また、日銀は一定の担保を裏付けに金融機関に資金を供給する「共通担保資金供給オペ(公開市場操作)」の貸付利率について、ゼロ%固定から貸付けのつど決定する方式に改めました。貸付期間は10年以内で、こちらも貸付けのつど決定するとしています。この措置は、イールドカーブ(利回り曲線)の歪みを是正することが狙いとみられます。

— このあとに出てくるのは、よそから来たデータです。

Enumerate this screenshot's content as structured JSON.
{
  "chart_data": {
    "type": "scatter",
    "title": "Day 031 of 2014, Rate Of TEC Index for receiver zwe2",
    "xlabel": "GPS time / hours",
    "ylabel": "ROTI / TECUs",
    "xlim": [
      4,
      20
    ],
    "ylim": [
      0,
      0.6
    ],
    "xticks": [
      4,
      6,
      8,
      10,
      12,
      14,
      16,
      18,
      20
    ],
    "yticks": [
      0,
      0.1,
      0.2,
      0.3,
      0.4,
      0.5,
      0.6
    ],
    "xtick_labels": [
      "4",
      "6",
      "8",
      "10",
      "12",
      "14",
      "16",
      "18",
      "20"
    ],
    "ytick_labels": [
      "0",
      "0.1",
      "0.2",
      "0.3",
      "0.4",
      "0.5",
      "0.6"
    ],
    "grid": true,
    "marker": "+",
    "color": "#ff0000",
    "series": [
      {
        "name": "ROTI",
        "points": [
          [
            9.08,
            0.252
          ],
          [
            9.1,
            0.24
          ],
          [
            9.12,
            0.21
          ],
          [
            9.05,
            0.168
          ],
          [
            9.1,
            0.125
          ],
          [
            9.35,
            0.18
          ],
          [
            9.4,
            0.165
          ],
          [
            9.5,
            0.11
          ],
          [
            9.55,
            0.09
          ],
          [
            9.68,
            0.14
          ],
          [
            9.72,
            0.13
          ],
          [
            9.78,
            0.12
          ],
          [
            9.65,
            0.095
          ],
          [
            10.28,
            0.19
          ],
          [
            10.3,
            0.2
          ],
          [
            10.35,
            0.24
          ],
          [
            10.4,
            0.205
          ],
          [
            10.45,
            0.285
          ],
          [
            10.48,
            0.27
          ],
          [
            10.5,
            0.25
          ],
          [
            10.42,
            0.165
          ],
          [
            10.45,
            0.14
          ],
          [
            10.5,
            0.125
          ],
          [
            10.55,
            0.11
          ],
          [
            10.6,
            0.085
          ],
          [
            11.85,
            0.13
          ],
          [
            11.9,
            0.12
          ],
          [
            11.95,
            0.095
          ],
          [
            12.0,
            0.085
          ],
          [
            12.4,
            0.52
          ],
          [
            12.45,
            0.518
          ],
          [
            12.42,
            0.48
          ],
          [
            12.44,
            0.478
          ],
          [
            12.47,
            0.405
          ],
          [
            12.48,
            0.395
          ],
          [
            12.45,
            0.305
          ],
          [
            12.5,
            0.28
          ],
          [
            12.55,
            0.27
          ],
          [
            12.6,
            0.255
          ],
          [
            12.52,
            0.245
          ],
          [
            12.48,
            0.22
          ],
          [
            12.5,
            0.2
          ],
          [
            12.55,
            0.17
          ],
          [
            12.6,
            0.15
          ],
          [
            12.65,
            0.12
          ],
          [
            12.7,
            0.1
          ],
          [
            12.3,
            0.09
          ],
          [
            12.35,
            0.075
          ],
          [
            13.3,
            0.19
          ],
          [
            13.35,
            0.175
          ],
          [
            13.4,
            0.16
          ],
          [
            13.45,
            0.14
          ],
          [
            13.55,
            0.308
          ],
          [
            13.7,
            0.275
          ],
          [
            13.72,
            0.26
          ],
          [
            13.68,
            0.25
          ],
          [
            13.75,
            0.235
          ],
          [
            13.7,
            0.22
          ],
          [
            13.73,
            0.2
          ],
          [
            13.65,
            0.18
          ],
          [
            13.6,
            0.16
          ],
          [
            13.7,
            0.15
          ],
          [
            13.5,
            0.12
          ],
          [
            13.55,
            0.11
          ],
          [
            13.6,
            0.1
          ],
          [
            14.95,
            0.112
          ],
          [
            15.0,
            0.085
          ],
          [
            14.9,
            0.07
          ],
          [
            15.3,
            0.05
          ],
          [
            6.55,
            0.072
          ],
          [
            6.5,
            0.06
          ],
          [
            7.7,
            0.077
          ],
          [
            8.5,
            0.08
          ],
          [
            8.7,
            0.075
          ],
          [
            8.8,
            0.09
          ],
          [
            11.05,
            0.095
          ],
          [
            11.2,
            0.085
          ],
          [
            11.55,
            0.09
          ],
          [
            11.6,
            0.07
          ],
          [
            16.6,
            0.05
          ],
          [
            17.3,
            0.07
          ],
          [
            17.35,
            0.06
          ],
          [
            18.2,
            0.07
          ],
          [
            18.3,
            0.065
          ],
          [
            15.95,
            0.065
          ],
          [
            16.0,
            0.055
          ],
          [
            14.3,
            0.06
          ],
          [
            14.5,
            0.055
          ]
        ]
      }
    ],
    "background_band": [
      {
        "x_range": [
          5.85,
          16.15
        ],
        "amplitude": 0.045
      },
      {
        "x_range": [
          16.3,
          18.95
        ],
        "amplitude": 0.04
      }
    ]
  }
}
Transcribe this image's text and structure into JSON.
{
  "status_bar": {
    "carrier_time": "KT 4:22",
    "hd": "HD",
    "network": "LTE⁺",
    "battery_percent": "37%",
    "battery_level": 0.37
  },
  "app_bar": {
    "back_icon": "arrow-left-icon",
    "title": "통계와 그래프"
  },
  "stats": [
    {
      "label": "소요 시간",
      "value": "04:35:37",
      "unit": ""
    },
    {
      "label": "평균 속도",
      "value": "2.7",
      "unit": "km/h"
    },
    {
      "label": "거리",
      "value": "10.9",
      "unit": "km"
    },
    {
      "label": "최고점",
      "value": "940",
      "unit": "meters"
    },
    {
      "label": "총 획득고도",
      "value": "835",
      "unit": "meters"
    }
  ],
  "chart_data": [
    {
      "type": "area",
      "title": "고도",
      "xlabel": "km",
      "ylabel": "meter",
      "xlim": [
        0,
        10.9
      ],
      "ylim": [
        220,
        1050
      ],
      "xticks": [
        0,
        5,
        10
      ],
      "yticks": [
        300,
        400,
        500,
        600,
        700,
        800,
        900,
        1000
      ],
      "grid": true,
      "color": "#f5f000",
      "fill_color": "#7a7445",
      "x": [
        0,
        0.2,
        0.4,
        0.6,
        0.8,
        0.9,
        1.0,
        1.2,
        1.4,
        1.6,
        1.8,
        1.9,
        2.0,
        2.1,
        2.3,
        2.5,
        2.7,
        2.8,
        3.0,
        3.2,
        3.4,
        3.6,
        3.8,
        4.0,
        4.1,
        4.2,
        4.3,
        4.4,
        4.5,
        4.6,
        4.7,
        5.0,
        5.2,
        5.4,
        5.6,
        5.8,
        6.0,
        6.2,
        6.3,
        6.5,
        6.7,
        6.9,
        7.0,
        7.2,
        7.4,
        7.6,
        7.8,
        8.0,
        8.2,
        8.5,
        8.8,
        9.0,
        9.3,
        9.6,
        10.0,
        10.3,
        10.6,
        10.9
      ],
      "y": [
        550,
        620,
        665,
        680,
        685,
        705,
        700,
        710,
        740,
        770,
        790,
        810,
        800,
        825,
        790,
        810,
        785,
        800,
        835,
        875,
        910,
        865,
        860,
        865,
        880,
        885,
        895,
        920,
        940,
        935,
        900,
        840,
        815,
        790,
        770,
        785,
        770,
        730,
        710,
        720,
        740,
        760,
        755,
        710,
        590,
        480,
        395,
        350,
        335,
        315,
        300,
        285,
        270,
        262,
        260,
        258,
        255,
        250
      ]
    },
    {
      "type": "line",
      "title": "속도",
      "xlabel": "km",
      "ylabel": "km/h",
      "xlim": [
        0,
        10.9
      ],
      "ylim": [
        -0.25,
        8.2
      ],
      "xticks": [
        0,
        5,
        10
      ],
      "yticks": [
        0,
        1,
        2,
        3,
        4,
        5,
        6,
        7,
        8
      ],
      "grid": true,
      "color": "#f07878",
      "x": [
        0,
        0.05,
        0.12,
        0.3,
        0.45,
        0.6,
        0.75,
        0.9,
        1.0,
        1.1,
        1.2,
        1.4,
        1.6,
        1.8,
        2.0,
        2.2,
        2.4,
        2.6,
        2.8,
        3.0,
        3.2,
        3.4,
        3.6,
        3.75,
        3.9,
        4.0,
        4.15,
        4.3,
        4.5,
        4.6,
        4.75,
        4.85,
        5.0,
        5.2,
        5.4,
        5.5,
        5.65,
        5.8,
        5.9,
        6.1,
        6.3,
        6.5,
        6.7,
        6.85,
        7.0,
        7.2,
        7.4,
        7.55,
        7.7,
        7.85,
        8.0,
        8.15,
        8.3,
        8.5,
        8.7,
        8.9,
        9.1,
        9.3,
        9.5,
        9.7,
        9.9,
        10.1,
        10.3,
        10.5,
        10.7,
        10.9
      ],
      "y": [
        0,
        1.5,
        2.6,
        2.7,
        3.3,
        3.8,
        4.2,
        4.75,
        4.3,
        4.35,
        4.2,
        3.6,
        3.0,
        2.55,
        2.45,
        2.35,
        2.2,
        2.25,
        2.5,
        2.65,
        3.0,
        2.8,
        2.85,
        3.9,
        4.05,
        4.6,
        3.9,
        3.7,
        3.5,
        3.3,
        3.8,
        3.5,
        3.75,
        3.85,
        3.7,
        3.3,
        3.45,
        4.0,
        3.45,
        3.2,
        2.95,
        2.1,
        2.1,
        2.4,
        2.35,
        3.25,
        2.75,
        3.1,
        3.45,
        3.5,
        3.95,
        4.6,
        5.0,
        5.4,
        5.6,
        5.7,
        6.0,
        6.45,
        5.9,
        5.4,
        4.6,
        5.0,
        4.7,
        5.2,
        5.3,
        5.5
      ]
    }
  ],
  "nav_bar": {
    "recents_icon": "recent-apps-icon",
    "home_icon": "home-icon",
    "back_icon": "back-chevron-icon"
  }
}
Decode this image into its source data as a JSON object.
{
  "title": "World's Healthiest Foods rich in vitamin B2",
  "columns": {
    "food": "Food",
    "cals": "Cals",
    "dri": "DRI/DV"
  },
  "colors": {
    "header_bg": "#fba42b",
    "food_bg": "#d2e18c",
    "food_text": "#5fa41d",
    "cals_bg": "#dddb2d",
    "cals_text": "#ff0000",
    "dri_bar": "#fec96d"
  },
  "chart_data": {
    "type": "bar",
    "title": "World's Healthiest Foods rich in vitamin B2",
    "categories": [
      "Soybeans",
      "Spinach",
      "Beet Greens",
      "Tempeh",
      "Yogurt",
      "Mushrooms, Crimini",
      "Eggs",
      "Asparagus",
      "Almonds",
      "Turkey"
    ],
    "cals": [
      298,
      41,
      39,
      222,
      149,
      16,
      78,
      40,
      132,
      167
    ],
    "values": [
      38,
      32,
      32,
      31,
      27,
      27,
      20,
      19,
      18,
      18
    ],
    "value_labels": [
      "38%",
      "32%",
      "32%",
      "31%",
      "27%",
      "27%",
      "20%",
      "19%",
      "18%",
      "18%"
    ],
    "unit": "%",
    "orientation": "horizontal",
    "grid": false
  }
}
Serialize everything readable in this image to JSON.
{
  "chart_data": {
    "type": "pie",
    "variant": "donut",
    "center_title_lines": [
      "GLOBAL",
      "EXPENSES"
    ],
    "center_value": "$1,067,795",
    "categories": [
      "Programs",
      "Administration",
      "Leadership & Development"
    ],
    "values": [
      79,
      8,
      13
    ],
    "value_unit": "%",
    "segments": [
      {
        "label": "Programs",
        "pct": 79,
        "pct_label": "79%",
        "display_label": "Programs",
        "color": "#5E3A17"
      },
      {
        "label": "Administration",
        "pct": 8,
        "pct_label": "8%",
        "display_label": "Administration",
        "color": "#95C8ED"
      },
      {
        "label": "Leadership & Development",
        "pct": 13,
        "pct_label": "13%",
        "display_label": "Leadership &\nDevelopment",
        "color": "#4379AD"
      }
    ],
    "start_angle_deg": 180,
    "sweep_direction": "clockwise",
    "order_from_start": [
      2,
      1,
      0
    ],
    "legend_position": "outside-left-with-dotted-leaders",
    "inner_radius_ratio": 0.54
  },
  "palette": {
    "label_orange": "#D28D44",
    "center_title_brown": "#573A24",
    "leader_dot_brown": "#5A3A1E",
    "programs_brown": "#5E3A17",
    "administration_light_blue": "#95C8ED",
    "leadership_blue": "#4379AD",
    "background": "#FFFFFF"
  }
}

仮にある年限の国債の利回りが日銀の適正とみる水準を大きく上回っていた場合、その年限に対応する期間の共通担保資金供給オペで、国債利回りを下回る水準に貸付利率を設定すれば、金融機関は低い利率で日銀から資金を借り、高い利回りの国債を買うことができます。金融機関が国債を買えば、国債の利回り低下が促され、貸付利率の水準に近づけることができることになります。

▣ 金融市場の反応は

18日には現状維持の決定を受けて、政策修正を警戒していた株式市場では投資家心理が上向き、日経平均株価は600円を超える上昇となりました。また、会合前には0.51%と日銀が許容する上限の0.50%を上回っていた長期金利は一時0.36%まで低下しました。ドル買い・円売りが強まり、128円台で推移していたドル円は一時131円台半ばまで上昇しました。

▣ 今後は日銀総裁人事と共通担保資金供給オペにらみ

今後は指定した利回りで国債を無制限に買い入れる指値オペの利回り水準と、共通担保資金供給オペの貸付利率が、市場金利の目安となる可能性があり、適正なイールドカーブの形成に寄与しそうです。

日銀が早晩、長期金利の許容上限をさらに拡大する、あるいは長期金利をゼロ%程度に誘導するイールドカーブ・コントロール(YCC)を撤廃するなどの金融緩和策修正に踏み切るとの観測は根強いものの、しばらくは日銀総裁人事に加え、共通担保資金供給オペの効果を確認していくことになりそうです。